И снова бесконечные шаги по кабинету, бесконечно выпитая вода, умытое сто раз лицо и взгляд на свое отражение в зеркале… на свои обезумевшие глаза, на скривленный рот и вздыбленные волосы. Ему страшно… Ему впервые до чертей страшно, и он не знает, что с ним будет, если она…
Он был близок к помешательству, когда дверь в комнату приоткрылась, и вошел врач вместе с акушеркой. В ее руках маленький пищащий сверток.
- Поздравляем, это очаровательный мальчик. Весом пять сто. Богатырь!
Дернулся всем телом и тут же крикнул.
- А она? Что с ней?!
- Все хорошо. В реанимации приходит в себя после наркоза. Она молодая и сильная.
- Возьмёте?
Акушерка протянула ему малыша.
- Можете раздеться по пояс и прижать его к своему телу, так он почувствует себя в безопасности, узнает ваш запах, познакомится с миром…
И…. неожиданно сам для себя Петр быстро скинул пиджак, рубашку и дрожащими руками взял протянутого ему голенького крошку в маленькой шапочке и ручками со сжатыми кулачками. Прижал к себе и вдруг весь затрясся от этого невыносимого и запредельного. От чего-то мощного и неконтролируемого. От адской любви к своему сыну. Стало больно смотреть, и он крепко зажмурился, притрагиваясь губами к гладкому лобику.
Мой сын!
Это было первое, что я закричала, когда пришла в себя от наркоза. У меня вдруг внутри возник дикий ужас, что его куда-то забрали. Я вскочила на постели, сжимаясь от боли внизу живота и страшной слабости, но ко мне тут же зашла медсестра. И… она принесла мне моего сыночка. И все потеряло смысл, значение и свои ценности. Все, кроме этого маленького комочка, завернутого в голубое шикарное одеяльце. Я не помнила, чтобы покупала такое… Наверное, тетя Лара передала. Этот цвет… он настолько яркий и живой, настолько напоминающий мне океан под голубым небом. Болезненно-синий. Для меня теперь это цвет боли… Его цвет.
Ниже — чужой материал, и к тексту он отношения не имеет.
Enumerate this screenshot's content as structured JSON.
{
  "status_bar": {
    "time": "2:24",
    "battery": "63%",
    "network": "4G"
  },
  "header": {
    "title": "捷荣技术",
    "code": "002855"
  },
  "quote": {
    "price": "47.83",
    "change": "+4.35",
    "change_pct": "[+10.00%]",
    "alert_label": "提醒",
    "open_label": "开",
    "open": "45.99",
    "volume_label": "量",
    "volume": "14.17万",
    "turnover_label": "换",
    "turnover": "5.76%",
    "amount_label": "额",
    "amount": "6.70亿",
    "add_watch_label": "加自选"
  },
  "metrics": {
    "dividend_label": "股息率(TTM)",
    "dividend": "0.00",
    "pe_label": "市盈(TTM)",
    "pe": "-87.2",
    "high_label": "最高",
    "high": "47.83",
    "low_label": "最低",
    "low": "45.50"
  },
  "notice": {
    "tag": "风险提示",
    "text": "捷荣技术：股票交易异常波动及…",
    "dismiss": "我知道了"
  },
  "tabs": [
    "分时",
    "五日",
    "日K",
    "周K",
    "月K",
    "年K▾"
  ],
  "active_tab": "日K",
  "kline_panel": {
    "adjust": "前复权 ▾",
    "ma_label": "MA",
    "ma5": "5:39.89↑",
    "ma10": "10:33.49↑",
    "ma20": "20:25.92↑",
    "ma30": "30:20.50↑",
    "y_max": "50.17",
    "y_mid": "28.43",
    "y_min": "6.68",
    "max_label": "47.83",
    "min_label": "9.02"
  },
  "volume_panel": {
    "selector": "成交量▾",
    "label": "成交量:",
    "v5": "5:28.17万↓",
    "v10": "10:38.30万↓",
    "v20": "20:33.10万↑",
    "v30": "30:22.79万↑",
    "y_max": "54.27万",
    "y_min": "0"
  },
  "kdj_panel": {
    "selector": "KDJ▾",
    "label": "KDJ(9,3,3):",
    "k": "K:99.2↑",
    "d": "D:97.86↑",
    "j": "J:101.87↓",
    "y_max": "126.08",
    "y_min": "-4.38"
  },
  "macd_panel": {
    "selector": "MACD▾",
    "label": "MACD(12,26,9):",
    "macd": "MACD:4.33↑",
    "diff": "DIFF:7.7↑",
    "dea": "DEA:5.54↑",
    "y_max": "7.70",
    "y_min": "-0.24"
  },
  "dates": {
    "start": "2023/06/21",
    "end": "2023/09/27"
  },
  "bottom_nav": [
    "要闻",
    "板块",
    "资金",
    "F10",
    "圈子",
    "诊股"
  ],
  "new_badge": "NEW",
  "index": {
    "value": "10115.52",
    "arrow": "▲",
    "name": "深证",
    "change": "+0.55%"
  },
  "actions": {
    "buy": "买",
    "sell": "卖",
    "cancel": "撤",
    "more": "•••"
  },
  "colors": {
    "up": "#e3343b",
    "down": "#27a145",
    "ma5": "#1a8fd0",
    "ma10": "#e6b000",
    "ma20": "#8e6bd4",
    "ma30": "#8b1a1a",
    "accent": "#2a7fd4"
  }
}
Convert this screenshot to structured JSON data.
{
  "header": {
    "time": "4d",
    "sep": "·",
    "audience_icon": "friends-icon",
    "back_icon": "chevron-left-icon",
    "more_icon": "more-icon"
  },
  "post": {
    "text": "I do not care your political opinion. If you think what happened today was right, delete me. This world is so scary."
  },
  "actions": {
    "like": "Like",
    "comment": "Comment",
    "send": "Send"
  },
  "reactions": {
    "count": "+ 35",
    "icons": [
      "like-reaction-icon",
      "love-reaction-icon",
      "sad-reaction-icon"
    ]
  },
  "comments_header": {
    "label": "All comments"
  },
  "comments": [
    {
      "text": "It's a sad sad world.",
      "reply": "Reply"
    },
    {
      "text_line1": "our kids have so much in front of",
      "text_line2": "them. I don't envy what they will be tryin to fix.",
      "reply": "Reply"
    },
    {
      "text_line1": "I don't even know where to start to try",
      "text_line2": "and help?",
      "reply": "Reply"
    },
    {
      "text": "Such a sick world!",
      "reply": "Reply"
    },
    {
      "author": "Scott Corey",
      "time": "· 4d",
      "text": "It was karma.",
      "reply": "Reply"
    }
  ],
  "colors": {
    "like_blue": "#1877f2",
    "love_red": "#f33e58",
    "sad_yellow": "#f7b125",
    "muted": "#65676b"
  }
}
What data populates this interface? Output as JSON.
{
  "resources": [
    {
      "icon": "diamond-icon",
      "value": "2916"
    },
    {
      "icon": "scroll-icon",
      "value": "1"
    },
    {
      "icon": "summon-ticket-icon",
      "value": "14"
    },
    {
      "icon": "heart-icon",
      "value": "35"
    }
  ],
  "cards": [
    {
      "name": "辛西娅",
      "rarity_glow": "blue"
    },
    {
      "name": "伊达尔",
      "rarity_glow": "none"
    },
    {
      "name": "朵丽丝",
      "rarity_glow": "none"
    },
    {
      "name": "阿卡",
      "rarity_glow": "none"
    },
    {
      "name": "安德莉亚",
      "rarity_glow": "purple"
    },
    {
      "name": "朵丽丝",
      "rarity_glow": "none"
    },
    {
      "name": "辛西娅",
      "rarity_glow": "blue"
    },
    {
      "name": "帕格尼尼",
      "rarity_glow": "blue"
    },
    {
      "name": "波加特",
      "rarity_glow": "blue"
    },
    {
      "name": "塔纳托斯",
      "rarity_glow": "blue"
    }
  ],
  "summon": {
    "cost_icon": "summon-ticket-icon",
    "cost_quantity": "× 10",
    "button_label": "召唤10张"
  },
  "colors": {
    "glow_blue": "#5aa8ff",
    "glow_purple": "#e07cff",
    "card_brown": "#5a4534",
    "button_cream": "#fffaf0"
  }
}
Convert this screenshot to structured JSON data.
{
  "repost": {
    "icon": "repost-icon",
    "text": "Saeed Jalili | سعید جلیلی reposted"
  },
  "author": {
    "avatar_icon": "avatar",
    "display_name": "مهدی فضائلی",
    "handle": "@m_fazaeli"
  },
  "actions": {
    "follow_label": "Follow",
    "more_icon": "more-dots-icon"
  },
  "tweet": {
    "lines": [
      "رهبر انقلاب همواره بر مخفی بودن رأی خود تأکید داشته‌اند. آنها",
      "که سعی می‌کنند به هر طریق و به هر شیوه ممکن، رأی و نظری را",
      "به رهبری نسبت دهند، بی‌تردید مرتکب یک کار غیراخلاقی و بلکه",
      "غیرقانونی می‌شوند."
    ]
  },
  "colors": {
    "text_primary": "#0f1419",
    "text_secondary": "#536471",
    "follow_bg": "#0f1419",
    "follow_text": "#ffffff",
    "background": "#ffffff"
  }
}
Малыша положили рядом со мной, и теперь я его восторженно рассматривала. Изучала свое солнышко. Когда смотрела на него, все мысли о боли отходили на второй план. Одно дело, когда ребенок внутри живота, когда ты его только рисуешь в своих мыслях. И совсем другое, когда он лежит перед тобой. Настоящий, живой, мягкий и пахнущий самым запредельным счастьем вселенной.
Он не спит. Его синие (да! именно синие!) глаза открыты, он сосредоточенно шевелит губками и носиком и даже, кажется, меня рассматривает, хмурит лобик, гримасничает…А еще… еще он до неприличия, до дикого и адского безобразия похож на своего отца. Настолько похож, что страшно становится, и все сжимается внутри от взгляда на крошечное личико-копию.
Я наклонилась, чтобы прижаться к нему лицом, вдохнуть запах и… и замерла. Как будто парализовало всю. Мне показалось, что от малыша пахнет Айсбергом. Не его парфюмом, не сигаретами, а именно мускусно-терпким запахом его кожи, его волос и рук. Как будто… как будто он очень долго держал ребенка. Как будто малыш весь пропитан им.
Я судорожно оглянулась по сторонам, снова принюхалась к ребенку.
И мне ужасно захотелось его спрятать. Какое-то паническое чувство. Как будто его отец может узнать, увидеть и отобрать у меня мое счастье. И нет ничего сильнее и ядовитее этого инстинкта.
Нет! Мне просто показалось! Это игра воображения, гормонов.
А потом…. потом приходит осознание, что я могу не бояться. Его отец не знает о его рождении и знать не желает. Последнее, что он может сделать - это захотеть забрать своего сына. Сына, которого он мечтал выдрать из моего живота.
Я бы многое ему могла простить. Очень многое. Я бы тогда… я бы и вернуться к нему могла, особенно когда льнул ко мне, когда давил руками жадными и просил. Потому что любовь у меня к нему звериная, страшная. Я осознаю, что она есть, всю ее черную суть…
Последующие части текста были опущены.